Another way of expressing this inter-relationship which the two great apostles represent is the recognition of a particular tension at the heart of our Catholic genius – the tension between what we call, on the one hand, ‘the intuitional’ and on the other hand what we call ‘the charismatic.’  This is a tension that should never be sought to be resolved but rather one with which we are to live such that the fire and energy of discipleship of the Risen Christ is always animated.  As a Church we are a structured, ordered community, an institution.  It gives us identity, shape and presence.  It is a vital dimension of a life together with a shared belief and common purpose.  At the same time, as a Church we are to be open to ever new promptings of the Spirit which breaks open the crust of our complacency to disclose new possibilities for discipleship.  This is what we call the ‘charismatic’ element of the Church. The ‘institutional’ and the ‘charismatic’ exist in tension, holding each other to account.  One without the other leads us awry in different ways.  Only when both exist in a creative and faith-filled tension does the Church truly grow.  Peter and Paul even today must embrace.  It is their embrace of one another that represents one of the key features of the Catholic genius:  that life flows not from a perspective that is either/or but rather from a perspective that is and/both.  We can never afford to think of ourselves as either an institution or a movement.  Rather we must always think of ourselves as both an institution and as a movement.

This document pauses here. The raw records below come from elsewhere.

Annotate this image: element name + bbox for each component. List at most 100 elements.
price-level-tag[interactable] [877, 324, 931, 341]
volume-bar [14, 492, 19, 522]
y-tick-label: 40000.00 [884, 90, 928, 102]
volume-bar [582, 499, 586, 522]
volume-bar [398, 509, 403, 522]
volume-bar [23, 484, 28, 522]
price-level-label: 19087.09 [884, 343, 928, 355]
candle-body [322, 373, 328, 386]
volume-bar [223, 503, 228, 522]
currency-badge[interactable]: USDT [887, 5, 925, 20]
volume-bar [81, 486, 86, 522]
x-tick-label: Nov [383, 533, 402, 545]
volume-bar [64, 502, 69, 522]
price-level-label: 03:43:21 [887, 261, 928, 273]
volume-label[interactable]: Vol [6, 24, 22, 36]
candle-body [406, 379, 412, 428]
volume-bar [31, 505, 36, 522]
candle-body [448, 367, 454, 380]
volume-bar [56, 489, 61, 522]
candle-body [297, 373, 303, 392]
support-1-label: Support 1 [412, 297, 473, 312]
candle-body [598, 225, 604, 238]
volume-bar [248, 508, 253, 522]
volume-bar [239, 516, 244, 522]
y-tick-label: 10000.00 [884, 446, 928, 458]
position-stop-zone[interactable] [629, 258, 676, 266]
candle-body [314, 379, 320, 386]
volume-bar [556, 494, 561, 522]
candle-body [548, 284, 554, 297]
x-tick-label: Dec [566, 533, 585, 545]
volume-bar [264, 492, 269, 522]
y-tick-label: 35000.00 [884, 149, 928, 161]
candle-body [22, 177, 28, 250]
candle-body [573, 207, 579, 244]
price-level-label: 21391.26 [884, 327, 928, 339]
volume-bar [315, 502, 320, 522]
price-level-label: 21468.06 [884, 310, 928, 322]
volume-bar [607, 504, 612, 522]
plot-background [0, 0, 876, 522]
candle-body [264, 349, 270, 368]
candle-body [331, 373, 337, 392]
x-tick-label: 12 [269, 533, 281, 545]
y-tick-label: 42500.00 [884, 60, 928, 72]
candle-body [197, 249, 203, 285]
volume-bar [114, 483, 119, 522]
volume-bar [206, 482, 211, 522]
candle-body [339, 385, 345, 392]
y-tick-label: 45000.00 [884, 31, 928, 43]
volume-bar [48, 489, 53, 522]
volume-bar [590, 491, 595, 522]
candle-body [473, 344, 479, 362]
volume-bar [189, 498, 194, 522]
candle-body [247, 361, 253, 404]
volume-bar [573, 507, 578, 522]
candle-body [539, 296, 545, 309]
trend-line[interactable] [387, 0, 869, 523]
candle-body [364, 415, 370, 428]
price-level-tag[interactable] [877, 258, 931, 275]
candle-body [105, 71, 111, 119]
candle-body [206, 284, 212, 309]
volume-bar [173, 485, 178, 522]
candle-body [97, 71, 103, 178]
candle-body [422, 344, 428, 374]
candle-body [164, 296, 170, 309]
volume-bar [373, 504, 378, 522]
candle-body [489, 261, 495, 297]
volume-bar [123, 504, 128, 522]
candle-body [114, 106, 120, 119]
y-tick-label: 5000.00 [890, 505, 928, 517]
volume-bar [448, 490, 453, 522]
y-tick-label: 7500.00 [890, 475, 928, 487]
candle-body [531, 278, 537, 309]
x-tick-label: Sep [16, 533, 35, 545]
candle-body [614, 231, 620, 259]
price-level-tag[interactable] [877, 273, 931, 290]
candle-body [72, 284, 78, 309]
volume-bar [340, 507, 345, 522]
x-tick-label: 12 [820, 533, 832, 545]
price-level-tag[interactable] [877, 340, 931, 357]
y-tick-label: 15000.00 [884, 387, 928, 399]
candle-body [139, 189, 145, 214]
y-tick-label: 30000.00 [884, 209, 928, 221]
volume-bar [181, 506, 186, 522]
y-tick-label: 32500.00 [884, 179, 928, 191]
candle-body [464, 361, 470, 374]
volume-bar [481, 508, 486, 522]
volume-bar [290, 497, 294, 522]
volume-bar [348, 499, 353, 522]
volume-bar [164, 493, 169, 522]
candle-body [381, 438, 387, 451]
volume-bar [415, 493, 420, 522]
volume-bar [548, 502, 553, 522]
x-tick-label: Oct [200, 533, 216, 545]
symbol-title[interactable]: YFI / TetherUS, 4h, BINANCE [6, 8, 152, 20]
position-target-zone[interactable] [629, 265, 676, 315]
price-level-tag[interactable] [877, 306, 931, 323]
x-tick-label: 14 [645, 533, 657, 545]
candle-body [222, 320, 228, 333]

Today we remember two great figures of Christian history – St. Peter and St. Paul.  Their joint memory recalls us to our very identity as a Church, and as a Catholic community.  Their memory together recalls us to our commitment always to build up, and nurture, our experience of community just as it recalls us to think of new ways to reach out to those around us and to speak the word that both invites and challenges.  May we find ourselves in this embrace so that might truly celebrate what it is to be Catholic.


[1] See John Paul II, Christifideles Laici, “On the Vocation and Mission of the Lay Faithful in the Church and in the World,” Post-Synodal Apostolic Exhortation, (30 December 1988), nn. 18, 19, 32.

[2] See John Paul II, Pastores dabo vobis, “On the Formation of Priests in the Circumstances of the Present Day,” Post-synodal Apostolic Exhortation, (25 March, 1992).